What does the burst capacity b control?

b is the maximum number of requests you'll accept in one instant after a long idle period. Average accepted rate is still r per second, but a client idle for ten seconds will have b tokens accumulated and can spend them in a single burst. AWS DynamoDB uses 5 minutes of accumulated capacity as its 'burst' — you can briefly exceed provisioned RCU/WCU. Stripe API allows 100-request bursts at sustained 100 req/sec. Pick b based on what the downstream can absorb in one instant.

How is token bucket implemented in Redis for a distributed system?

Use a Lua script for atomicity. Store tokens and last_refill_ms as fields of a Redis hash keyed by client_id. The script computes elapsed time, adds tokens (clamped to b), then decrements one if available. Returns 1 (allow) or 0 (reject). A typical single-instance Redis handles 50-100k limiter checks/sec. For higher throughput, shard by client_id across multiple Redis instances; envoy global rate limit uses this exact pattern.

What about cost-weighted requests?

Many real APIs charge different requests different token counts.
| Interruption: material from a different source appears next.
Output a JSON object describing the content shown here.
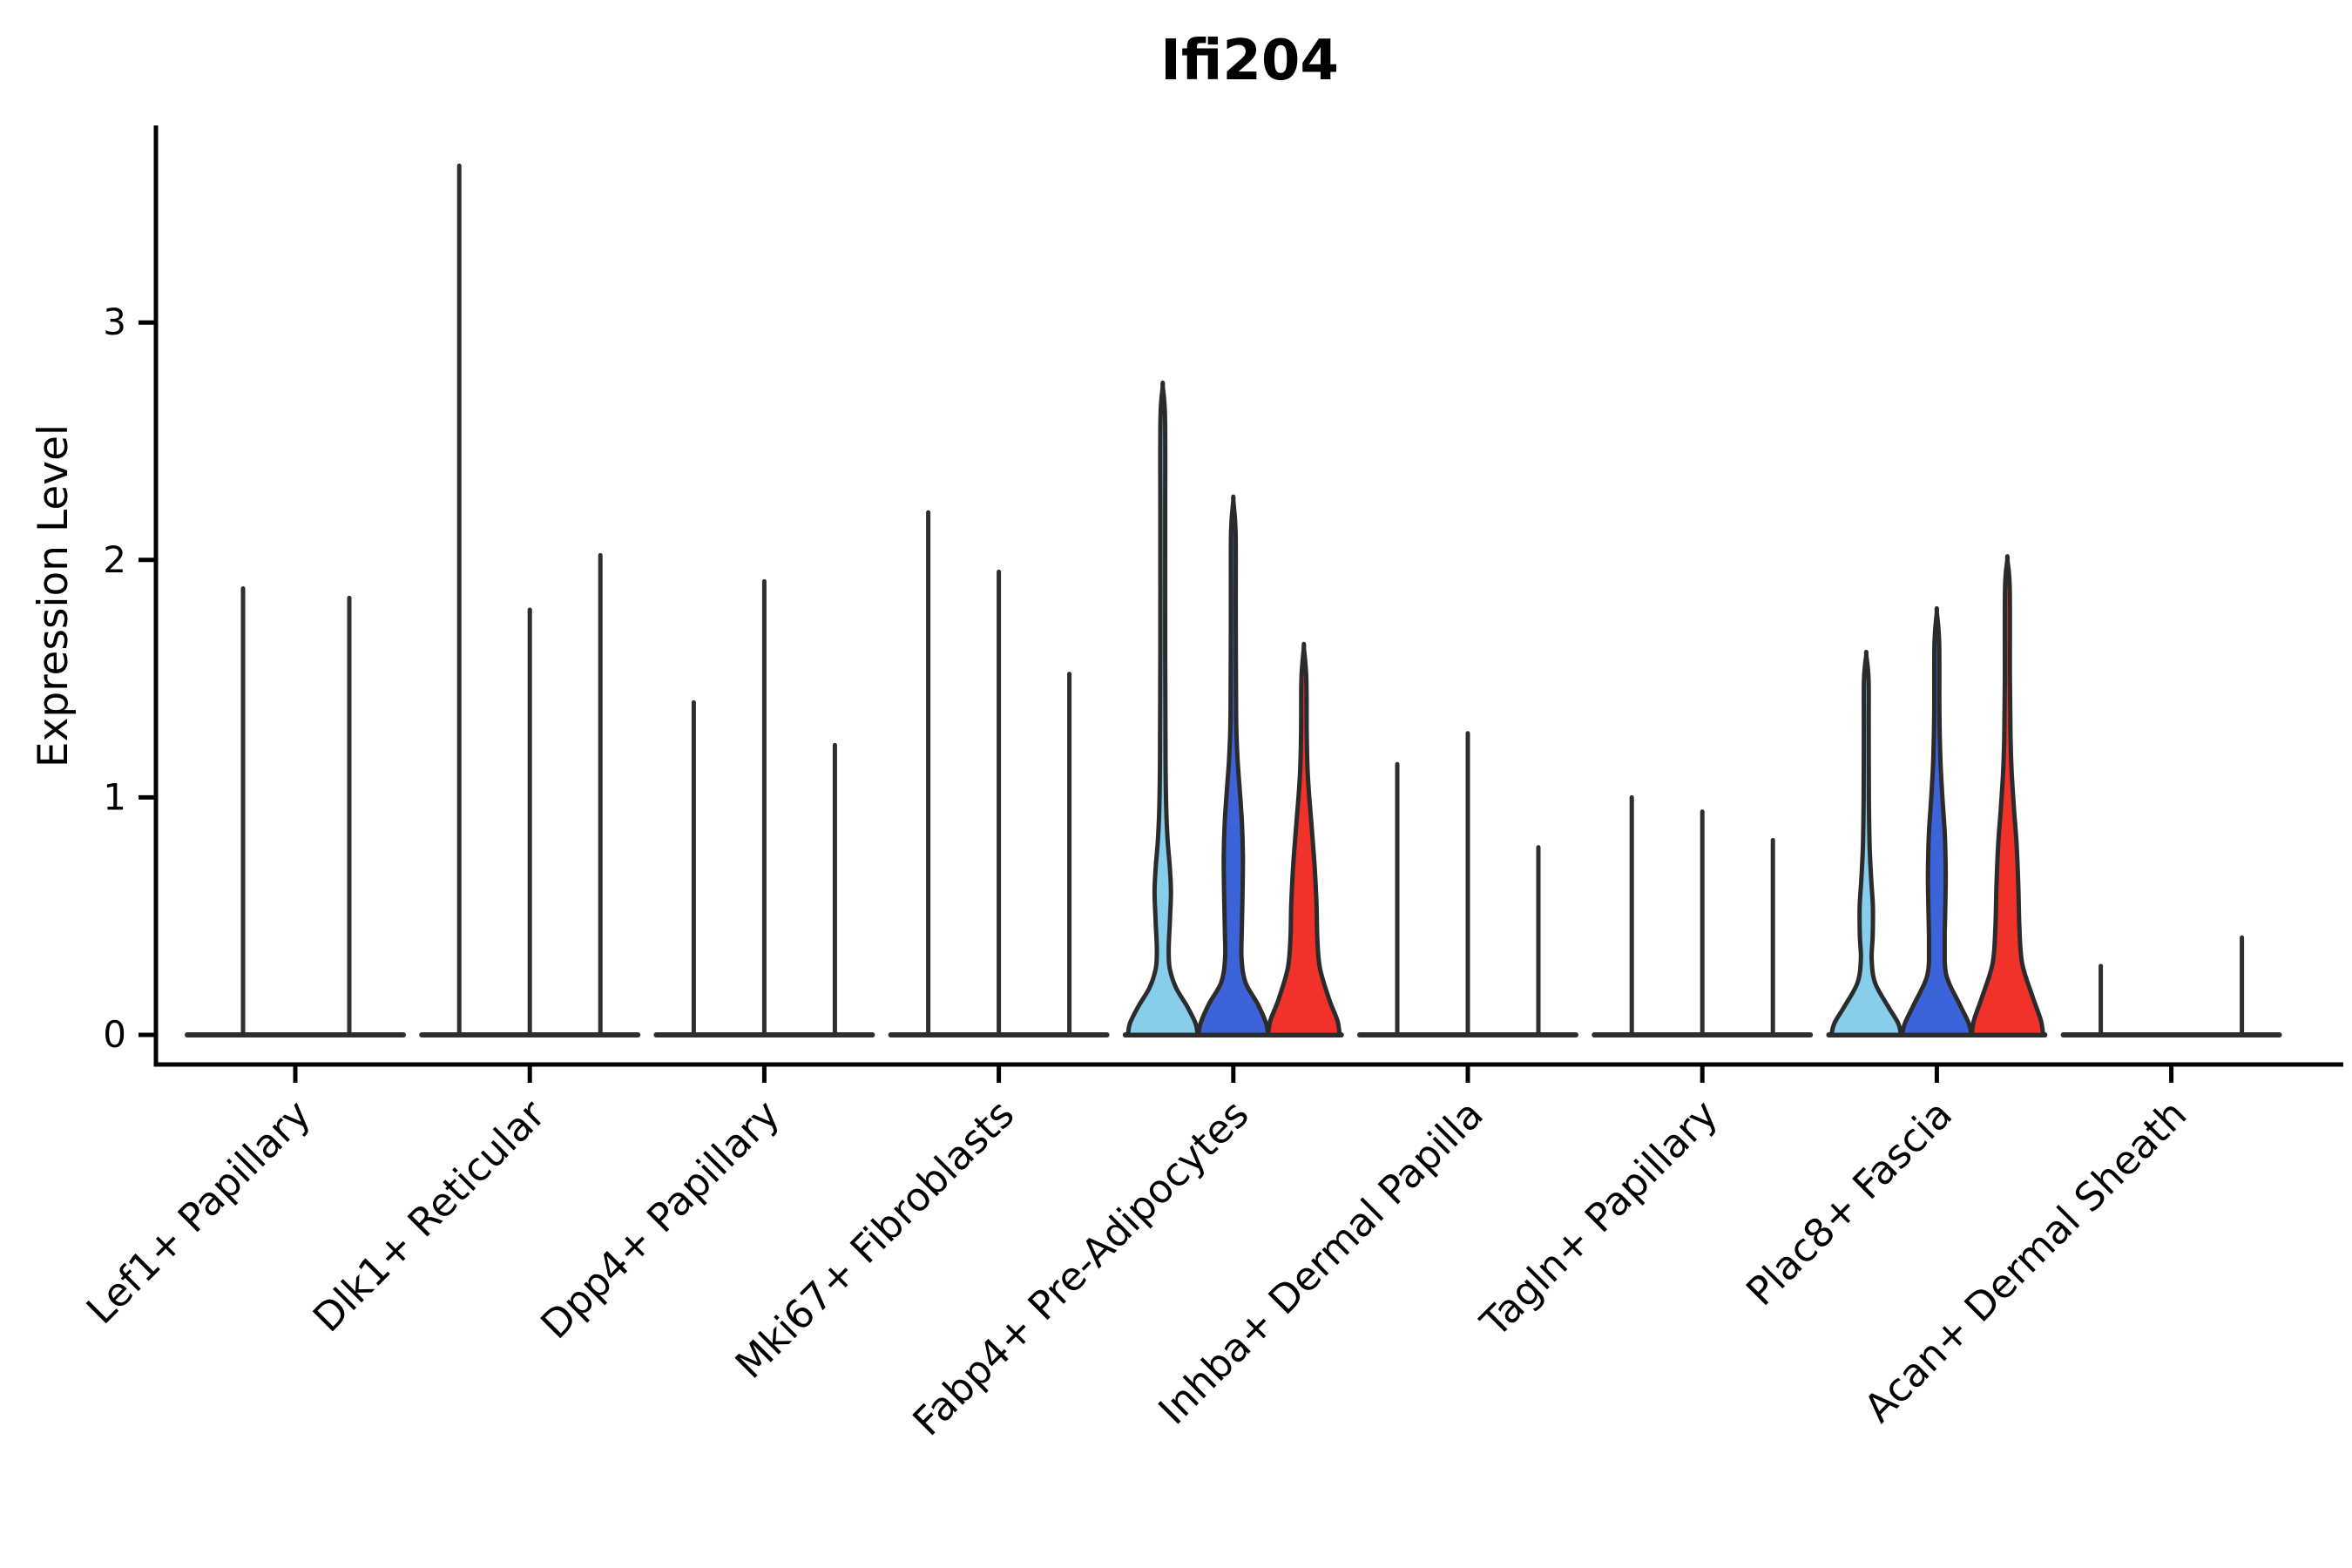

AWS DynamoDB's 'eventually consistent read' costs 0.5 RCU; a 'strongly consistent read' costs 1 RCU; a 'transactional read' costs 2 RCU. To implement: change tokens >= 1 to tokens >= cost and tokens -= cost. Stripe charges higher token cost for POST than GET. This lets you rate-limit by downstream resource consumed rather than by request count.

What HTTP response should a token bucket return on rejection?

HTTP 429 Too Many Requests. Include Retry-After header — the number of seconds until the bucket has 1 token, computed as ceil((1 - tokens) / r). Also include the X-RateLimit-Limit (=b), X-RateLimit-Remaining (=floor(tokens)), X-RateLimit-Reset (=unix timestamp at which bucket is full again). RFC 9239 (2024) standardizes the un-prefixed RateLimit-* headers but X-RateLimit-* is still more widely understood.